Why in the name of god and little green apples are you using Gauss-Seidel for this? (I can only assume this is a homework assignment, intended to show you why some iterative solvers need not always converge.) If that is the case, then not getting a solution is not a problem. WTP?
A direct solve using backslash would probably take less than a second, far faster if you created the matrix as a sparse one. And, since you DID create it as sparse, WHY? WHY? WHY?
n=2560;
e=ones(n,1);
A=spdiags([-1*e 2*e -1*e],-1:1,n,n);
A(1,1)=3;
A(n,n)=3;
% A=full(A); % WHY MAKE IT A FULL MATRIX?????????
B=repelem([210,10,1010],[1,n-2,1])';
x = A\B;
timeit(@() A\B)
So a TINY fraction of a second to perform the solve.
Note that some matrices cannot be solved using Gauss-Seidel. This is why other iterative solvers are employed. Here, an iterative solver is just insane though.
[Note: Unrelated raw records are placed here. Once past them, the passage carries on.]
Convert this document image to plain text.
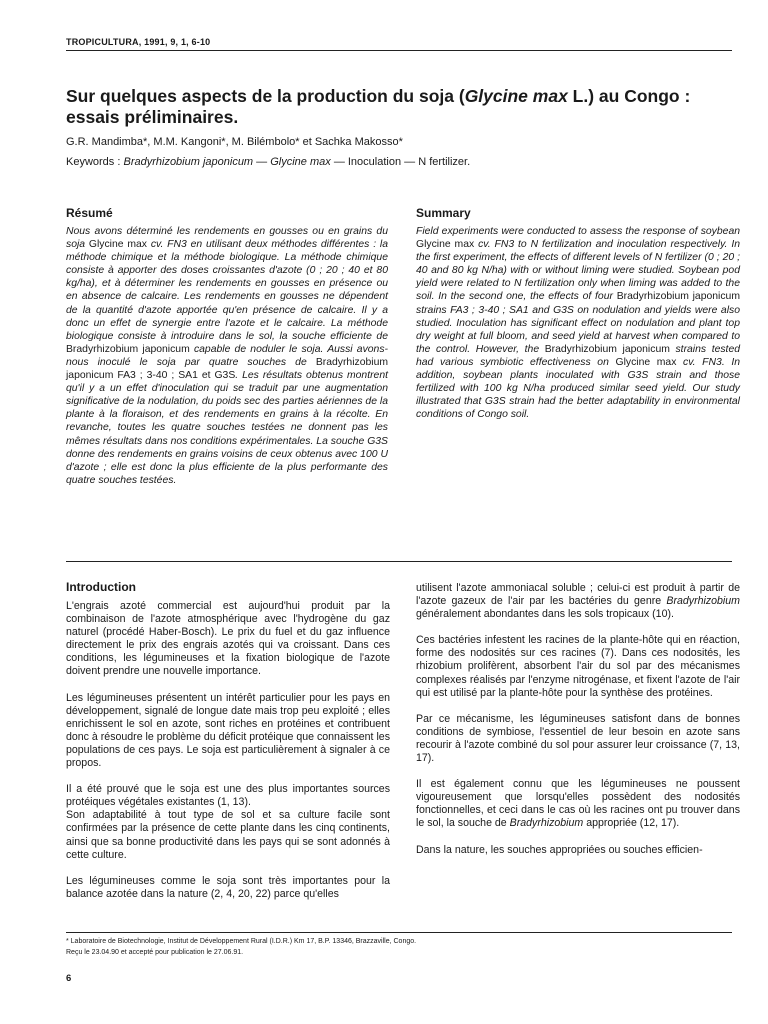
TROPICULTURA, 1991, 9, 1, 6-10
Sur quelques aspects de la production du soja (Glycine max L.) au Congo : essais préliminaires.
G.R. Mandimba*, M.M. Kangoni*, M. Bilémbolo* et Sachka Makosso*
Keywords : Bradyrhizobium japonicum — Glycine max — Inoculation — N fertilizer.
Résumé

Nous avons déterminé les rendements en gousses ou en grains du soja Glycine max cv. FN3 en utilisant deux méthodes différentes : la méthode chimique et la méthode biologique. La méthode chimique consiste à apporter des doses croissantes d'azote (0 ; 20 ; 40 et 80 kg/ha), et à déterminer les rendements en gousses en présence ou en absence de calcaire. Les rendements en gousses ne dépendent de la quantité d'azote apportée qu'en présence de calcaire. Il y a donc un effet de synergie entre l'azote et le calcaire. La méthode biologique consiste à introduire dans le sol, la souche efficiente de Bradyrhizobium japonicum capable de noduler le soja. Aussi avons-nous inoculé le soja par quatre souches de Bradyrhizobium japonicum FA3 ; 3-40 ; SA1 et G3S. Les résultats obtenus montrent qu'il y a un effet d'inoculation qui se traduit par une augmentation significative de la nodulation, du poids sec des parties aériennes de la plante à la floraison, et des rendements en grains à la récolte. En revanche, toutes les quatre souches testées ne donnent pas les mêmes résultats dans nos conditions expérimentales. La souche G3S donne des rendements en grains voisins de ceux obtenus avec 100 U d'azote ; elle est donc la plus efficiente de la plus performante des quatre souches testées.

Summary

Field experiments were conducted to assess the response of soybean Glycine max cv. FN3 to N fertilization and inoculation respectively. In the first experiment, the effects of different levels of N fertilizer (0 ; 20 ; 40 and 80 kg N/ha) with or without liming were studied. Soybean pod yield were related to N fertilization only when liming was added to the soil. In the second one, the effects of four Bradyrhizobium japonicum strains FA3 ; 3-40 ; SA1 and G3S on nodulation and yields were also studied. Inoculation has significant effect on nodulation and plant top dry weight at full bloom, and seed yield at harvest when compared to the control. However, the Bradyrhizobium japonicum strains tested had various symbiotic effectiveness on Glycine max cv. FN3. In addition, soybean plants inoculated with G3S strain and those fertilized with 100 kg N/ha produced similar seed yield. Our study illustrated that G3S strain had the better adaptability in environmental conditions of Congo soil.

Introduction

L'engrais azoté commercial est aujourd'hui produit par la combinaison de l'azote atmosphérique avec l'hydrogène du gaz naturel (procédé Haber-Bosch). Le prix du fuel et du gaz influence directement le prix des engrais azotés qui va croissant. Dans ces conditions, les légumineuses et la fixation biologique de l'azote doivent prendre une nouvelle importance.

Les légumineuses présentent un intérêt particulier pour les pays en développement, signalé de longue date mais trop peu exploité ; elles enrichissent le sol en azote, sont riches en protéines et contribuent donc à résoudre le problème du déficit protéique que connaissent les populations de ces pays. Le soja est particulièrement à signaler à ce propos.

Il a été prouvé que le soja est une des plus importantes sources protéiques végétales existantes (1, 13).

Son adaptabilité à tout type de sol et sa culture facile sont confirmées par la présence de cette plante dans les cinq continents, ainsi que sa bonne productivité dans les pays qui se sont adonnés à cette culture.

Les légumineuses comme le soja sont très importantes pour la balance azotée dans la nature (2, 4, 20, 22) parce qu'elles

utilisent l'azote ammoniacal soluble ; celui-ci est produit à partir de l'azote gazeux de l'air par les bactéries du genre Bradyrhizobium généralement abondantes dans les sols tropicaux (10).

Ces bactéries infestent les racines de la plante-hôte qui en réaction, forme des nodosités sur ces racines (7). Dans ces nodosités, les rhizobium prolifèrent, absorbent l'air du sol par des mécanismes complexes réalisés par l'enzyme nitrogénase, et fixent l'azote de l'air qui est utilisé par la plante-hôte pour la synthèse des protéines.

Par ce mécanisme, les légumineuses satisfont dans de bonnes conditions de symbiose, l'essentiel de leur besoin en azote sans recourir à l'azote combiné du sol pour assurer leur croissance (7, 13, 17).

Il est également connu que les légumineuses ne poussent vigoureusement que lorsqu'elles possèdent des nodosités fonctionnelles, et ceci dans le cas où les racines ont pu trouver dans le sol, la souche de Bradyrhizobium appropriée (12, 17).

Dans la nature, les souches appropriées ou souches efficien-

* Laboratoire de Biotechnologie, Institut de Développement Rural (I.D.R.) Km 17, B.P. 13346, Brazzaville, Congo.
Reçu le 23.04.90 et accepté pour publication le 27.06.91.
6
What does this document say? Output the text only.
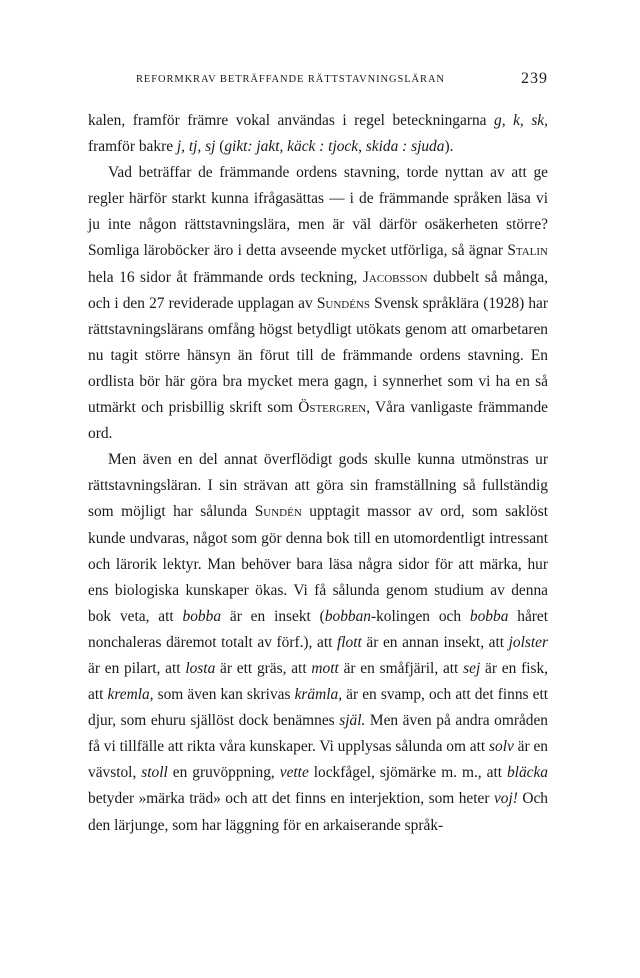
REFORMKRAV BETRÄFFANDE RÄTTSTAVNINGSLÄRAN	239

kalen, framför främre vokal användas i regel beteckningarna g, k, sk, framför bakre j, tj, sj (gikt: jakt, käck : tjock, skida : sjuda).

Vad beträffar de främmande ordens stavning, torde nyttan av att ge regler härför starkt kunna ifrågasättas — i de främmande språken läsa vi ju inte någon rättstavningslära, men är väl därför osäkerheten större? Somliga läroböcker äro i detta avseende mycket utförliga, så ägnar Stalin hela 16 sidor åt främmande ords teckning, Jacobsson dubbelt så många, och i den 27 reviderade upplagan av Sundéns Svensk språklära (1928) har rättstavningslärans omfång högst betydligt utökats genom att omarbetaren nu tagit större hänsyn än förut till de främmande ordens stavning. En ordlista bör här göra bra mycket mera gagn, i synnerhet som vi ha en så utmärkt och prisbillig skrift som Östergren, Våra vanligaste främmande ord.

Men även en del annat överflödigt gods skulle kunna utmönstras ur rättstavningsläran. I sin strävan att göra sin framställning så fullständig som möjligt har sålunda Sundén upptagit massor av ord, som saklöst kunde undvaras, något som gör denna bok till en utomordentligt intressant och lärorik lektyr. Man behöver bara läsa några sidor för att märka, hur ens biologiska kunskaper ökas. Vi få sålunda genom studium av denna bok veta, att bobba är en insekt (bobban-kolingen och bobba håret nonchaleras däremot totalt av förf.), att flott är en annan insekt, att jolster är en pilart, att losta är ett gräs, att mott är en småfjäril, att sej är en fisk, att kremla, som även kan skrivas krämla, är en svamp, och att det finns ett djur, som ehuru själlöst dock benämnes själ. Men även på andra områden få vi tillfälle att rikta våra kunskaper. Vi upplysas sålunda om att solv är en vävstol, stoll en gruvöppning, vette lockfågel, sjömärke m. m., att bläcka betyder »märka träd» och att det finns en interjektion, som heter voj! Och den lärjunge, som har läggning för en arkaiserande språk-
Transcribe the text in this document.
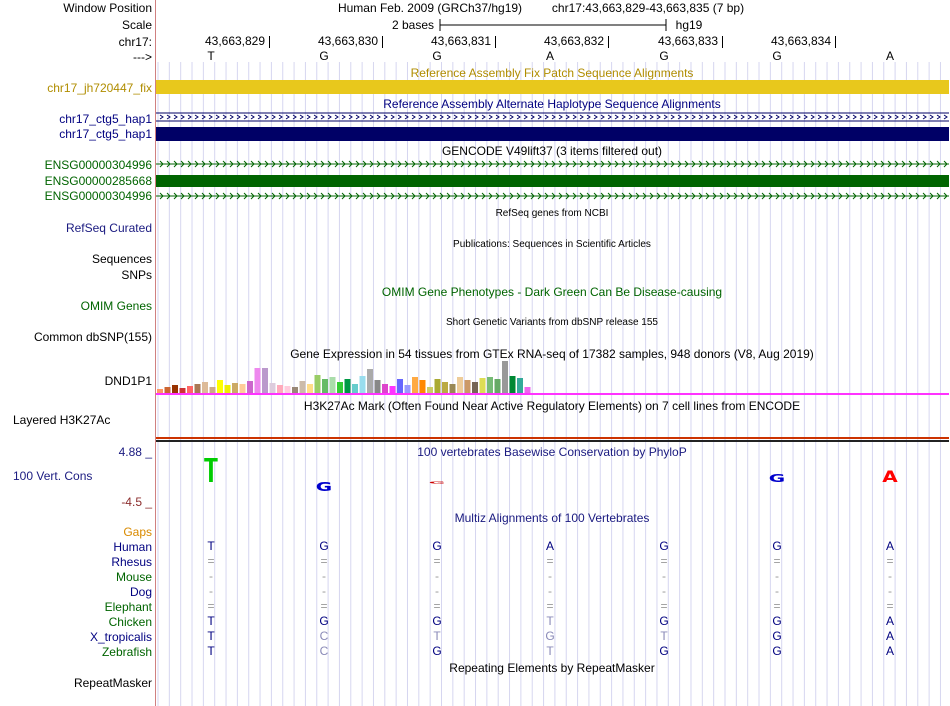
Window Position	Human Feb. 2009 (GRCh37/hg19) chr17:43,663,829-43,663,835 (7 bp)
Scale	2 bases	hg19
chr17:	43,663,829	43,663,830	43,663,831	43,663,832	43,663,833	43,663,834
--->	T	G	G	A	G	G	A
Reference Assembly Fix Patch Sequence Alignments
chr17_jh720447_fix
Reference Assembly Alternate Haplotype Sequence Alignments
chr17_ctg5_hap1
chr17_ctg5_hap1
GENCODE V49lift37 (3 items filtered out)
ENSG00000304996
ENSG00000285668
ENSG00000304996
RefSeq genes from NCBI
RefSeq Curated
Publications: Sequences in Scientific Articles
Sequences
SNPs
OMIM Gene Phenotypes - Dark Green Can Be Disease-causing
OMIM Genes
Short Genetic Variants from dbSNP release 155
Common dbSNP(155)
Gene Expression in 54 tissues from GTEx RNA-seq of 17382 samples, 948 donors (V8, Aug 2019)
DND1P1
H3K27Ac Mark (Often Found Near Active Regulatory Elements) on 7 cell lines from ENCODE
Layered H3K27Ac
100 vertebrates Basewise Conservation by PhyloP
4.88 _
100 Vert. Cons
-4.5 _
T	G	G	G	A
Multiz Alignments of 100 Vertebrates
Gaps
Human	T	G	G	A	G	G	A
Rhesus	=	=	=	=	=	=	=
Mouse	-	-	-	-	-	-	-
Dog	-	-	-	-	-	-	-
Elephant	=	=	=	=	=	=	=
Chicken	T	G	G	T	G	G	A
X_tropicalis	T	C	T	G	T	G	A
Zebrafish	T	C	G	T	G	G	A
Repeating Elements by RepeatMasker
RepeatMasker
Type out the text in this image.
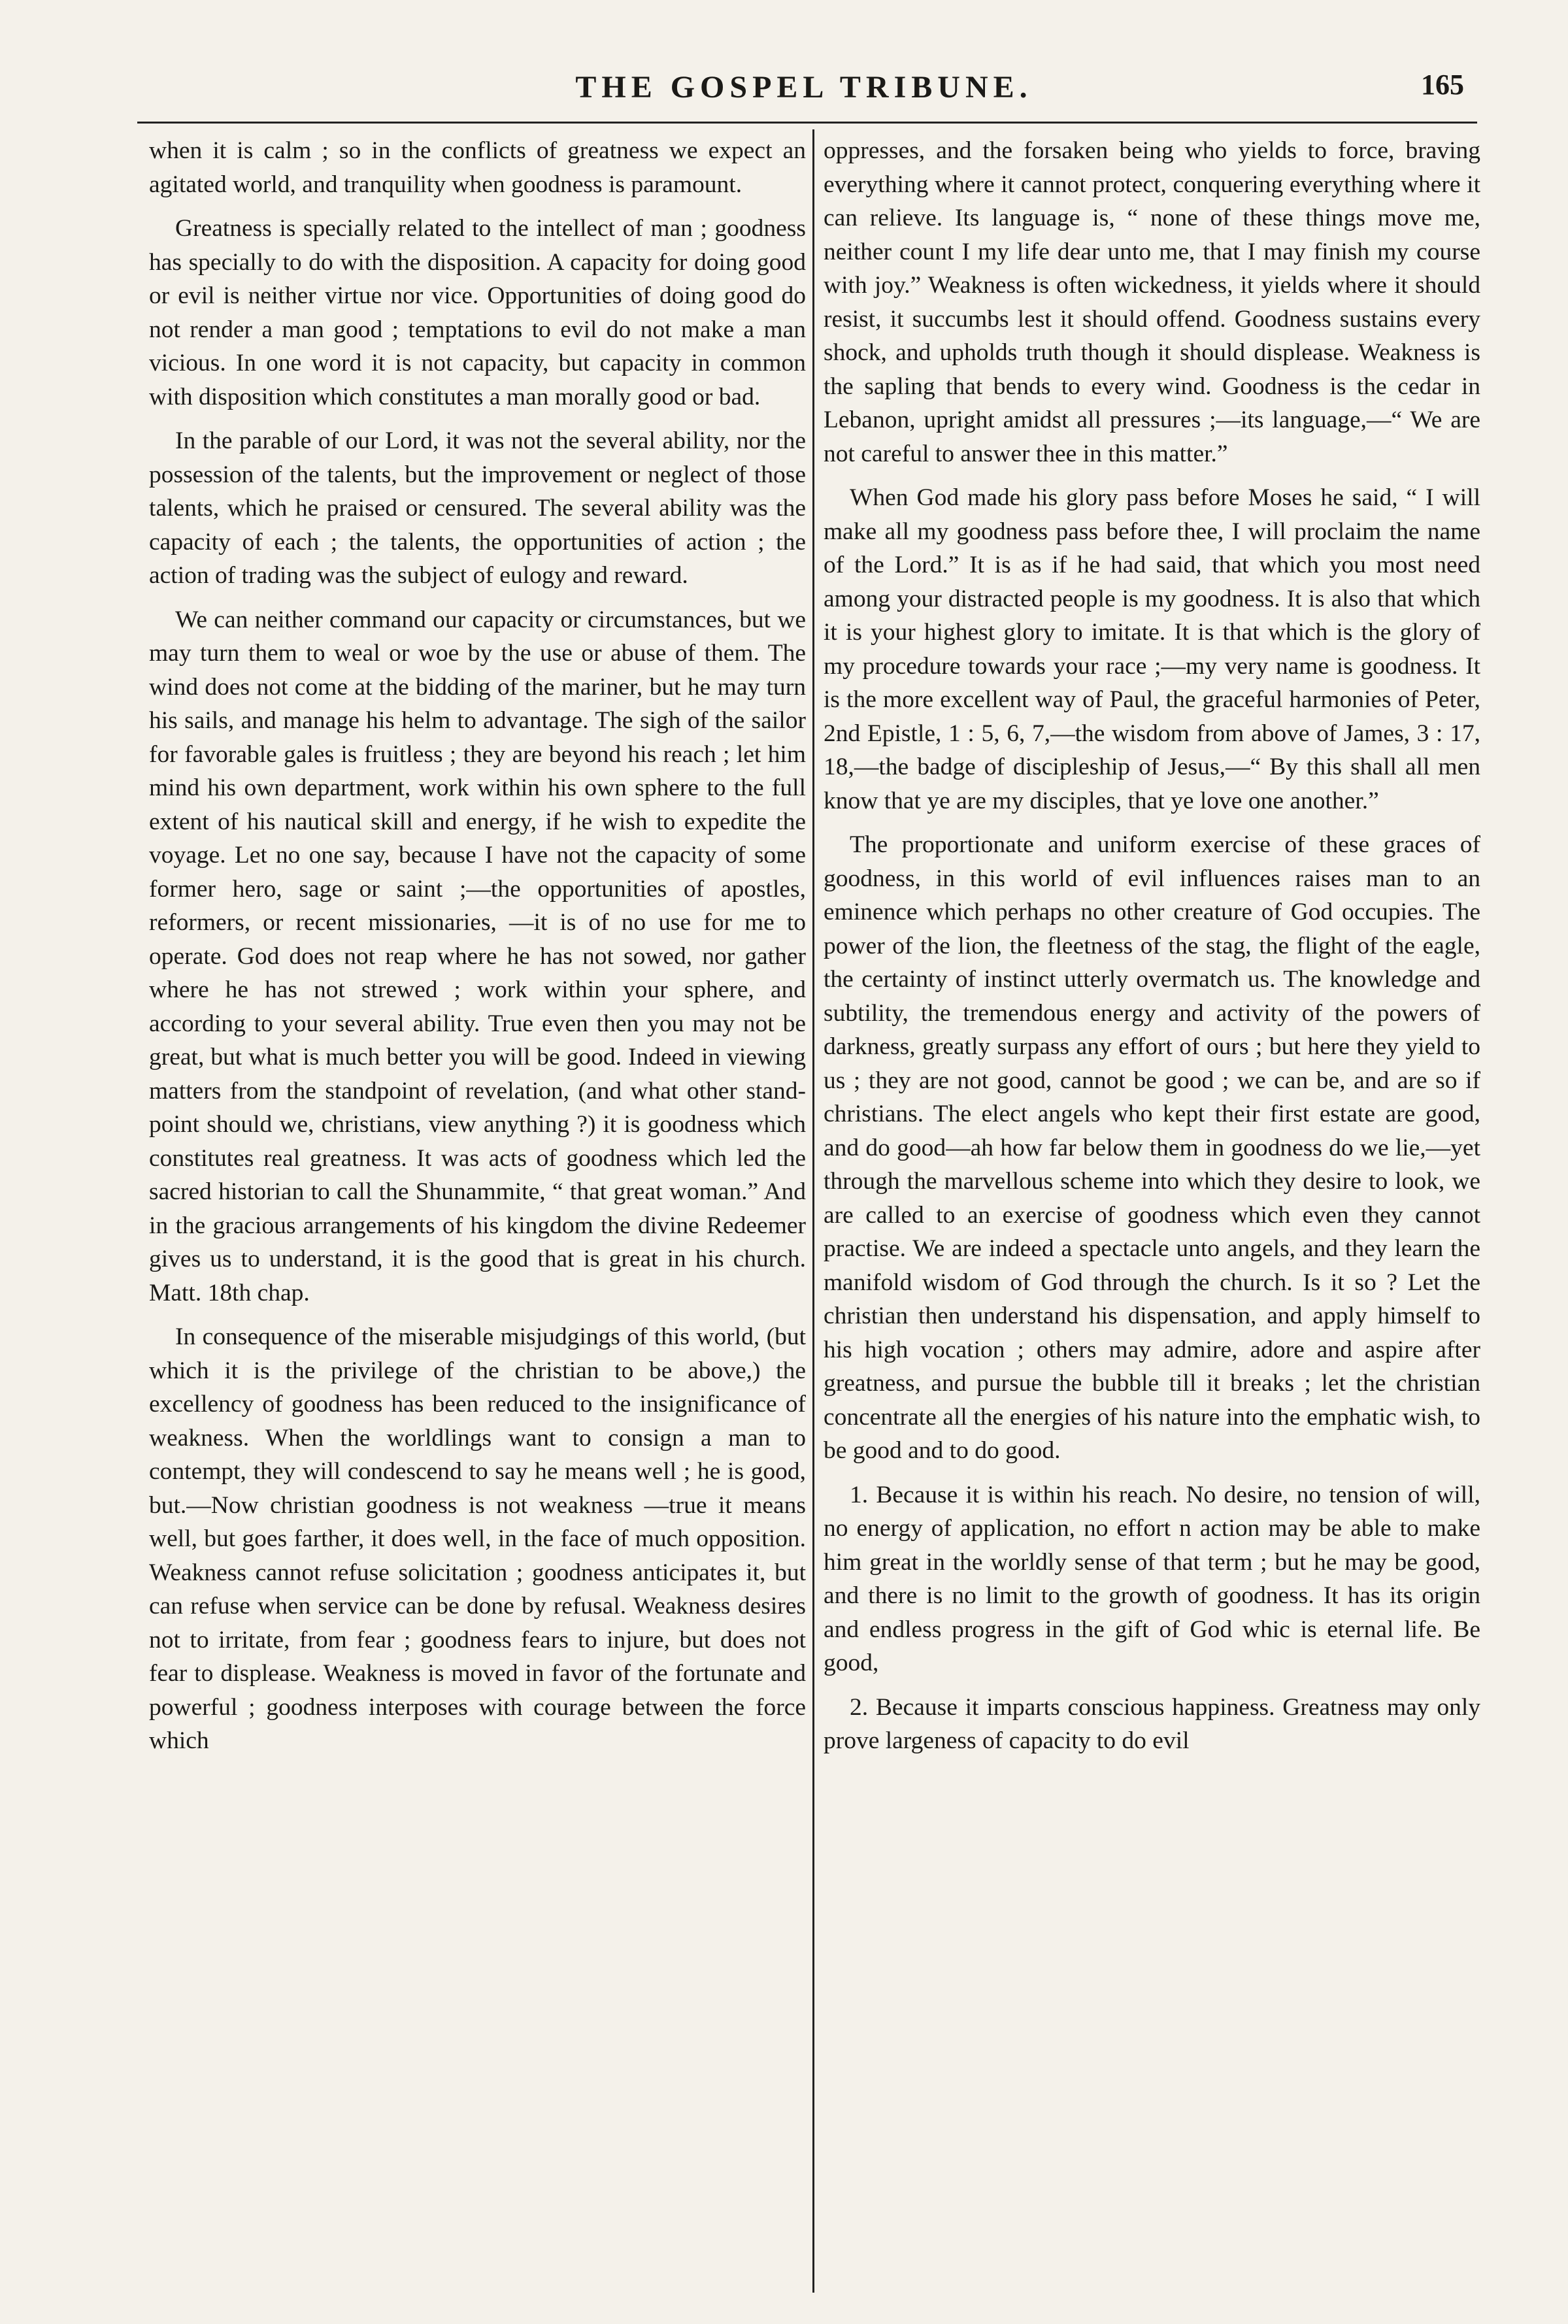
THE GOSPEL TRIBUNE.	165

when it is calm ; so in the conflicts of greatness we expect an agitated world, and tranquility when goodness is paramount.

Greatness is specially related to the intellect of man ; goodness has specially to do with the disposition. A capacity for doing good or evil is neither virtue nor vice. Opportunities of doing good do not render a man good ; temptations to evil do not make a man vicious. In one word it is not capacity, but capacity in common with disposition which constitutes a man morally good or bad.

In the parable of our Lord, it was not the several ability, nor the possession of the talents, but the improvement or neglect of those talents, which he praised or censured. The several ability was the capacity of each ; the talents, the opportunities of action ; the action of trading was the subject of eulogy and reward.

We can neither command our capacity or circumstances, but we may turn them to weal or woe by the use or abuse of them. The wind does not come at the bidding of the mariner, but he may turn his sails, and manage his helm to advantage. The sigh of the sailor for favorable gales is fruitless ; they are beyond his reach ; let him mind his own department, work within his own sphere to the full extent of his nautical skill and energy, if he wish to expedite the voyage. Let no one say, because I have not the capacity of some former hero, sage or saint ;—the opportunities of apostles, reformers, or recent missionaries, —it is of no use for me to operate. God does not reap where he has not sowed, nor gather where he has not strewed ; work within your sphere, and according to your several ability. True even then you may not be great, but what is much better you will be good. Indeed in viewing matters from the standpoint of revelation, (and what other stand-point should we, christians, view anything ?) it is goodness which constitutes real greatness. It was acts of goodness which led the sacred historian to call the Shunammite, “ that great woman.” And in the gracious arrangements of his kingdom the divine Redeemer gives us to understand, it is the good that is great in his church. Matt. 18th chap.

In consequence of the miserable misjudgings of this world, (but which it is the privilege of the christian to be above,) the excellency of goodness has been reduced to the insignificance of weakness. When the worldlings want to consign a man to contempt, they will condescend to say he means well ; he is good, but.—Now christian goodness is not weakness —true it means well, but goes farther, it does well, in the face of much opposition. Weakness cannot refuse solicitation ; goodness anticipates it, but can refuse when service can be done by refusal. Weakness desires not to irritate, from fear ; goodness fears to injure, but does not fear to displease. Weakness is moved in favor of the fortunate and powerful ; goodness interposes with courage between the force which

oppresses, and the forsaken being who yields to force, braving everything where it cannot protect, conquering everything where it can relieve. Its language is, “ none of these things move me, neither count I my life dear unto me, that I may finish my course with joy.” Weakness is often wickedness, it yields where it should resist, it succumbs lest it should offend. Goodness sustains every shock, and upholds truth though it should displease. Weakness is the sapling that bends to every wind. Goodness is the cedar in Lebanon, upright amidst all pressures ;—its language,—“ We are not careful to answer thee in this matter.”

When God made his glory pass before Moses he said, “ I will make all my goodness pass before thee, I will proclaim the name of the Lord.” It is as if he had said, that which you most need among your distracted people is my goodness. It is also that which it is your highest glory to imitate. It is that which is the glory of my procedure towards your race ;—my very name is goodness. It is the more excellent way of Paul, the graceful harmonies of Peter, 2nd Epistle, 1 : 5, 6, 7,—the wisdom from above of James, 3 : 17, 18,—the badge of discipleship of Jesus,—“ By this shall all men know that ye are my disciples, that ye love one another.”

The proportionate and uniform exercise of these graces of goodness, in this world of evil influences raises man to an eminence which perhaps no other creature of God occupies. The power of the lion, the fleetness of the stag, the flight of the eagle, the certainty of instinct utterly overmatch us. The knowledge and subtility, the tremendous energy and activity of the powers of darkness, greatly surpass any effort of ours ; but here they yield to us ; they are not good, cannot be good ; we can be, and are so if christians. The elect angels who kept their first estate are good, and do good—ah how far below them in goodness do we lie,—yet through the marvellous scheme into which they desire to look, we are called to an exercise of goodness which even they cannot practise. We are indeed a spectacle unto angels, and they learn the manifold wisdom of God through the church. Is it so ? Let the christian then understand his dispensation, and apply himself to his high vocation ; others may admire, adore and aspire after greatness, and pursue the bubble till it breaks ; let the christian concentrate all the energies of his nature into the emphatic wish, to be good and to do good.

1. Because it is within his reach. No desire, no tension of will, no energy of application, no effort n action may be able to make him great in the worldly sense of that term ; but he may be good, and there is no limit to the growth of goodness. It has its origin and endless progress in the gift of God whic is eternal life. Be good,

2. Because it imparts conscious happiness. Greatness may only prove largeness of capacity to do evil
Far too small a problem to bother with one.
Should Gauss-Seidel converge at all on this problem?
full(A(1:10,1:10))
Gauss-Seidel converges for strictly diagonally dominant problems, but also for symmetric positive definite matrices.
Diagonal dominance is not the case here, though G-S can be applied to some other problems that are not strictly diagonally dominant, where it may fail, or be extremely slowly convergent. (That is surely the case here.) As such, I am not even remotely surprised that it is not converging for you as fast as you want. As far as being positive definite, A is indeed so, but barely that. (A quick check on the spectral radius, and I get 0.999999247009037, so close to 1 that Gauss-Seidel will probably never converge in any reasonable time.)
What should you do to make it converge faster? Don't use Gauss-Seidel. Use backslash. Yeah, I know, you can't. ARGH.
x = A\B;
norm(A*x - B)
You might play around with successive over-relaxation or other (better) iterative solvers, but I would guess it won't help that much here. Yes, it will be faster, but this is a bad problem for iterative methods. A quick test showed that SOR, using even the optimal parameter, was not even close to convergence after a half milllion iterations.
So again, the answer is your code was not expected to converge.